I simply cannot get over the author of The Big Fat Surprise, Nina Teicholtz’s analogy of your stored fat being like granola bars that are strapped around your stomach, readily available for your body to eat. Damn do I love granola bars. My belly fat is probably like 20% granola bar from all the ones I ate in my past anyway. I used to fall for the health halo effect.
They say that when you struggle to decide what to write about, you should ask yourself: “What makes me angry?” Well, there are few things that make me as angry as the health halo effect.
What Is the Health Halo Effect?
The health halo effect happens when people take foods that are essentially unhealthy and make people believe that they are good for you. This may not be intentional, and the producer actually believes that the product is healthy, which is unfortunate for all parties involved.
These foods are considered as healthy foods but contain a lot of sugar and processed ingredients. They might contain one beneficial ingredient (out of 100 bad ones), which the manufacturers will highlight.
You will recognise many of these foods by their labels, such as lite, fat-free, high in fibre, low calorie, vegan, contains real fruit, natural ingredients, etc. I am not against vegan-labelled products, and often buy them because I try to keep my dairy intake low, but many of them are quite high in sugar and might contain other strange ingredients, which manufacturers believe are required to make plant-based products taste good.
Why “Low-Fat” Should Be a Warning Sign on Labels
Products that are labelled as low-fat really strike a nerve with me. However, this has only been in the last five or six years since I have embraced more fat in my diet and followed a low-sugar diet. The thing to note is that when they remove fat from food, they typically add sugar to improve the taste.
So-Called “Healthy Sugars”
When I was younger, I feasted on bowls filled with bran cereals, muesli, milk, sweetened yoghurt, dried fruit, etc. I skipped the chocolate when we went to the movies and chose sugary, yet low-fat granola bars instead. I drank litres and litres of sugary fruit juice thinking I was making a healthier choice, made myself smoothies that contained at least three servings of fruit and added more sweetened yoghurt, and I also ate a lot of dried fruit as well.
I remember buying a big bag (and I mean a big, 500 g or roughly 1 lbs bag) of dried fruit and eating it on the way to work when I was a waitress while still at university. It was also around the time when I would also do things like eat ten bananas in one day, drink sparkling grape juice as if I was trying to make it my new blood type, and thought sucrose-free meant sugar-free.
Mistakes were made, and while I thought I was living a mostly sugar-free lifestyle just because I wasn’t eating obvious sugars like candy or cakes, I was actually still consuming a lot of sugar. I fell for the health halo effect a lot, which I feel a little embarrassed by because, at the time, I thought I had basically learned everything I needed to know about health. Now I realise I knew nothing.
Learn to Read Food Labels
I have learnt that one should have an open mind and that you shouldn’t believe everything you read in magazines or online.
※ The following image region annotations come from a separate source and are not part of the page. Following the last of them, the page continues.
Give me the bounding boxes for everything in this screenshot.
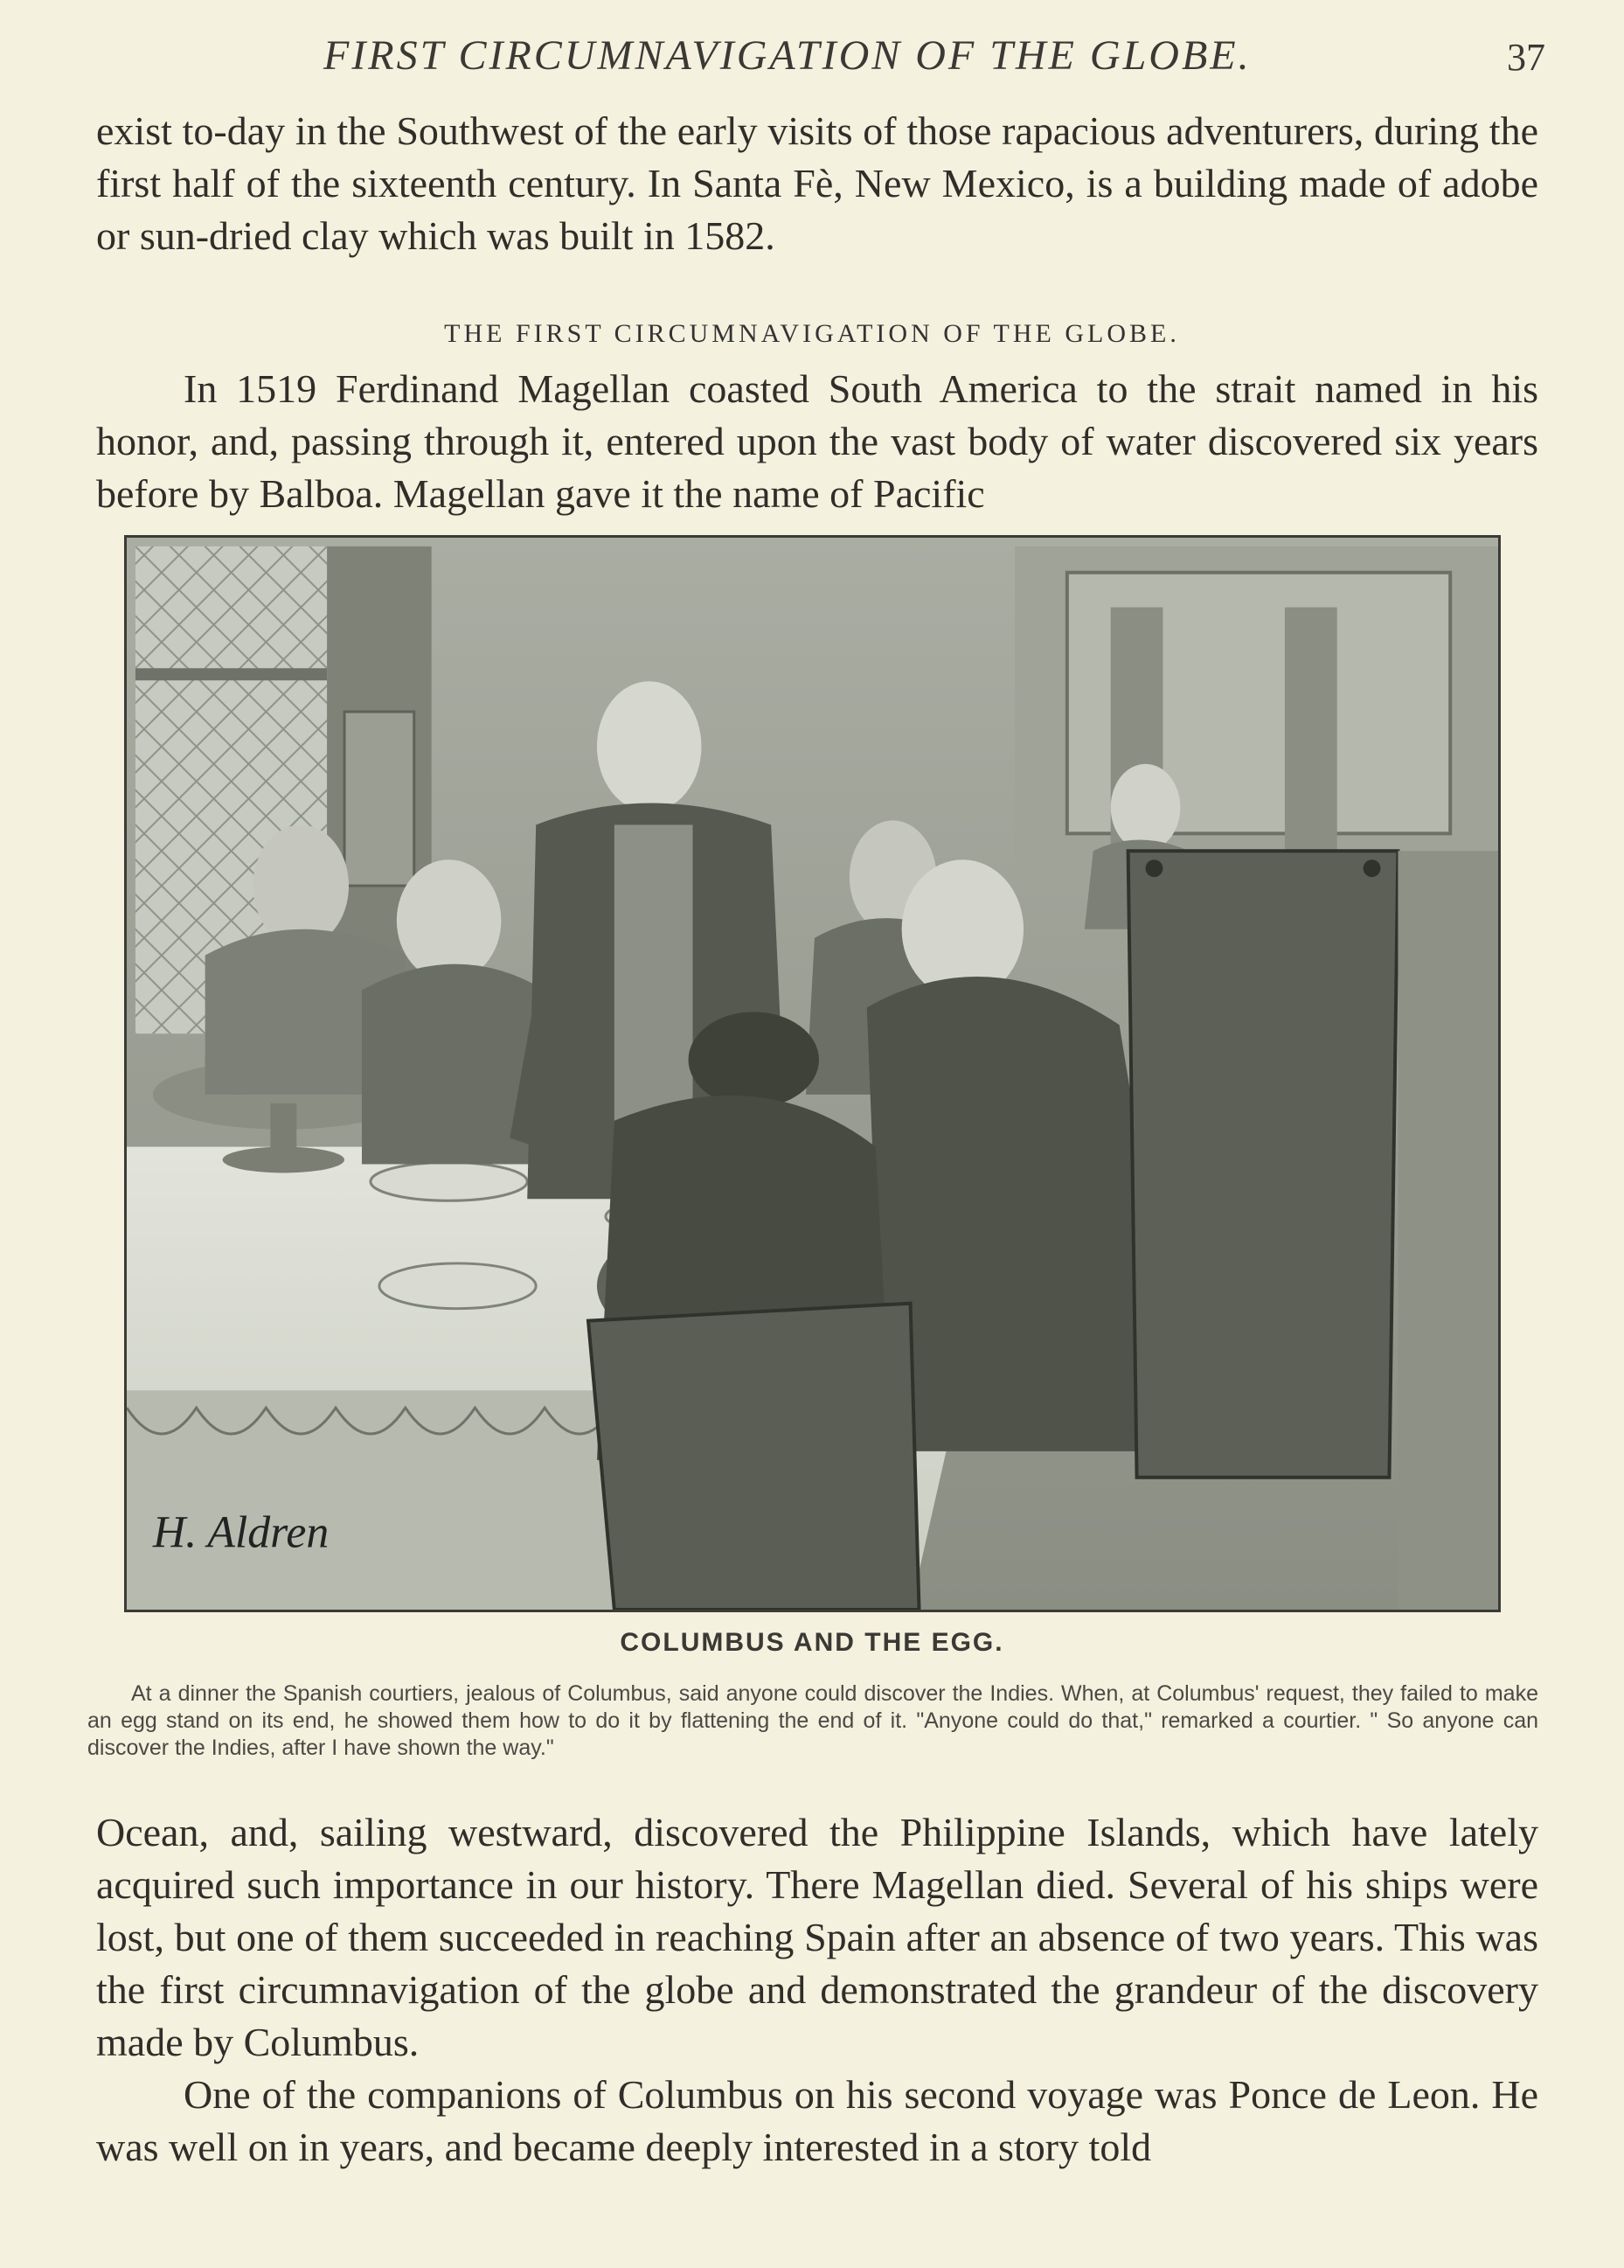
page-number: 37	[1507, 36, 1545, 79]
running-head	[0, 26, 1624, 87]
paragraph-4: One of the companions of Columbus on his second voyage was Ponce de Leon. He was well on in years, and became deeply interested in a story told	[96, 2072, 1538, 2169]
section-heading: THE FIRST CIRCUMNAVIGATION OF THE GLOBE.	[444, 319, 1180, 348]
illustration-columbus-and-the-egg	[124, 535, 1501, 1612]
paragraph-1: exist to-day in the Southwest of the early visits of those rapacious adventurers, during the first half of the sixteenth century. In Santa Fè, New Mexico, is a building made of adobe or sun-dried clay which was built in 1582.	[96, 108, 1538, 258]
figure-note: At a dinner the Spanish courtiers, jealous of Columbus, said anyone could discover the Indies. When, at Columbus' request, they failed to make an egg stand on its end, he showed them how to do it by flattening the end of it. "Anyone could do that," remarked a courtier. " So anyone can discover the Indies, after I have shown the way."	[87, 1681, 1538, 1760]
running-title: FIRST CIRCUMNAVIGATION OF THE GLOBE.	[323, 32, 1252, 79]
paragraph-3: Ocean, and, sailing westward, discovered the Philippine Islands, which have lately acquired such importance in our history. There Magellan died. Several of his ships were lost, but one of them succeeded in reaching Spain after an absence of two years. This was the first circumnavigation of the globe and demonstrated the grandeur of the discovery made by Columbus.	[96, 1810, 1538, 2064]
artist-signature: H. Aldren	[152, 1507, 330, 1558]
engraving-image	[127, 538, 1498, 1610]
figure-caption: COLUMBUS AND THE EGG.	[620, 1628, 1004, 1657]
paragraph-2: In 1519 Ferdinand Magellan coasted South America to the strait named in his honor, and, passing through it, entered upon the vast body of water discovered six years before by Balboa. Magellan gave it the name of Pacific	[96, 366, 1538, 516]
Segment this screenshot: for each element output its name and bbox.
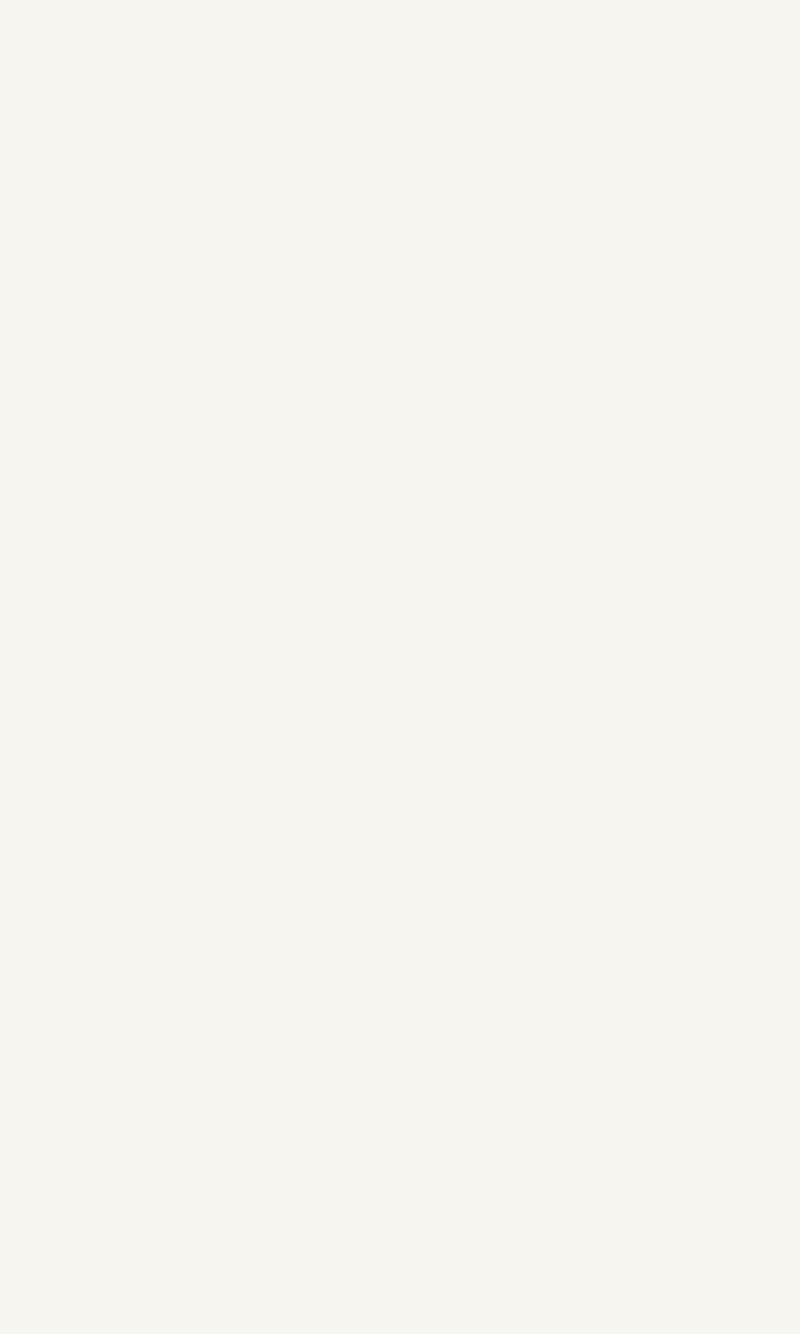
running-head (0, 62, 800, 84)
If you take a minute or two to read the label and see what the ingredients are in the foods you eat, you will be surprised to see how many of the so-called healthy options you turn to are full of inflammatory ingredients, which contribute to fat gain and other health-related problems.
There will probably be quite a few ingredients that you might not be able to pronounce or that look like they definitely do not classify as food.
And if you look at products like low-fat yoghurt, cereal bars, high-fibre cereal, low-fat milk, and protein bars, you will see that they usually have quite a bit of added sugar. Even though they are seen as healthy alternatives, they can contain just as much, if not more, sugar than regular candy bars and candy.
Just Be Aware of What You’re Eating
I hate seeing people rely on these foods, as I know they are trying to be healthy, but actually end up damaging their health instead. Become aware of what is actually in the foods you are eating. You can still eat them if you really want to, but at least make an informed decision.
Are there some foods that you believe are healthy that you might need to re-examine? Have you fallen victim to the health halo effect?
Your health could radically improve if you reduce your consumption of so-called healthy foods.
The good news is that once the glass has shattered and you start seeing foods the way they truly are, you can make informed decisions and decide if they are worth eating or not. It is not the foods themselves that frustrate me, it is the way they are promoted to us and the perception that is created around them.
If you want to eat a doughnut, fully aware that you will be consuming gluten, sugar, and trans fats all combined into a delicious ring of joy, but simply do not care how it affects you because you want the doughnut anyway, I do not care.
If you choose to eat a bowl of sugary granola, fruit, and sweetened yoghurt and then also have smoothies and juices that are loaded with sugar, but you do not care about how much sugar it contains, that is okay. You can make your own decisions when it comes to what you eat, but just know what you are eating, and understand what the effects of eating the food might be, so that you cannot be tricked by the health halo effect.
It’s the false illusion that the health halo creates that leaves me currently needing to take a break from writing to take a walk because I am a little too fired up after writing this and need to calm down.
Rogan, J. and Teicholz, N. (2017). Joe Rogan Experience #1058 – Nina Teicholz.